Nebraska native and artist Jake Balcom was commissioned for the piece. “I lived in Nebraska for 42 years, and it’s a privilege to contribute to Omaha’s growing public art collection. Together, we created a dynamic and intriguing visual experience that both children and adults will enjoy,” said Balcom.
“In addition to being an eye-catching work of art, we hope this sculpture inspires curiosity and sparks conversations between parents and their kids or teachers and their students about personal finance and economic concepts,” said Erin Redemske, public affairs director at the Omaha Branch. “Parents and educators can include the sculpture as a stop for school trips and visits to the area.”

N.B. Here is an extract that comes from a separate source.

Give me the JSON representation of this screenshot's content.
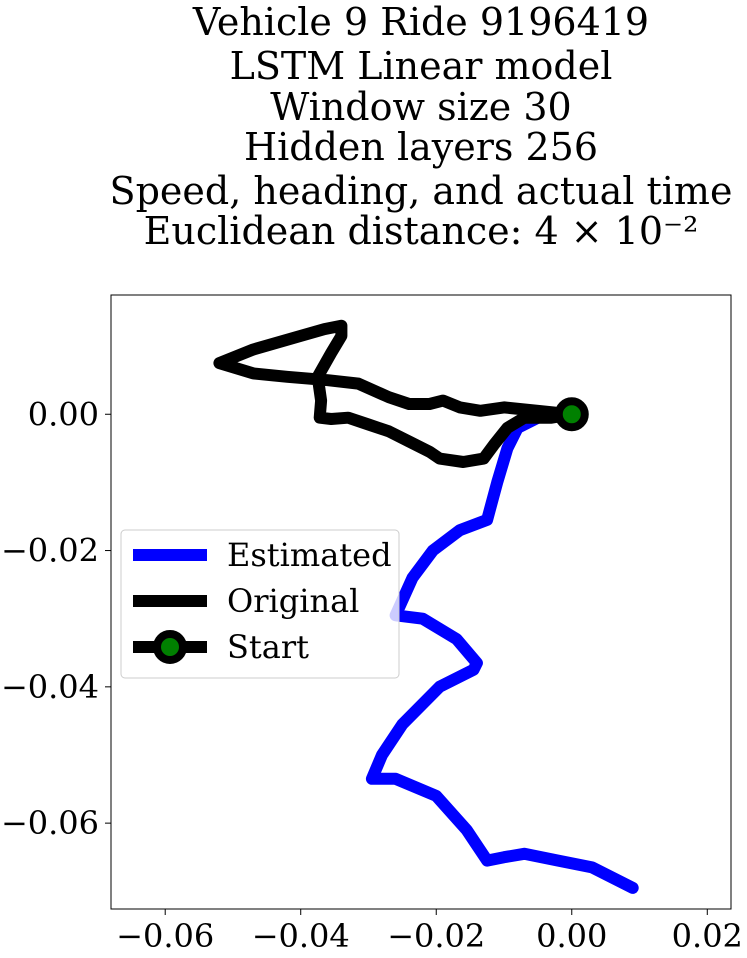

Located just west of 20th and Farnam and The Rose Theater, the sculpture is highly visible and accessible, especially for young audiences. An adjoining pedestrian sidewalk connects Farnam and Harney Streets, and the Omaha Children’s Museum is within walking distance.
The Kansas City Fed offers free economic and personal finance resources for educators, bankers, and consumers. Visit our education page to find resources that range from pre-kindergarten to adult audiences and include interactive stories, lesson plans, and articles.
As the regional headquarters of the nation’s central bank, the Kansas City Fed and its branch offices in Denver, Oklahoma City and Omaha serve the seven states of the Tenth District: Colorado, Kansas, Nebraska, Oklahoma, Wyoming, northern New Mexico and western Missouri. The Omaha Branch opened in 1917 and has approximately 150 employees.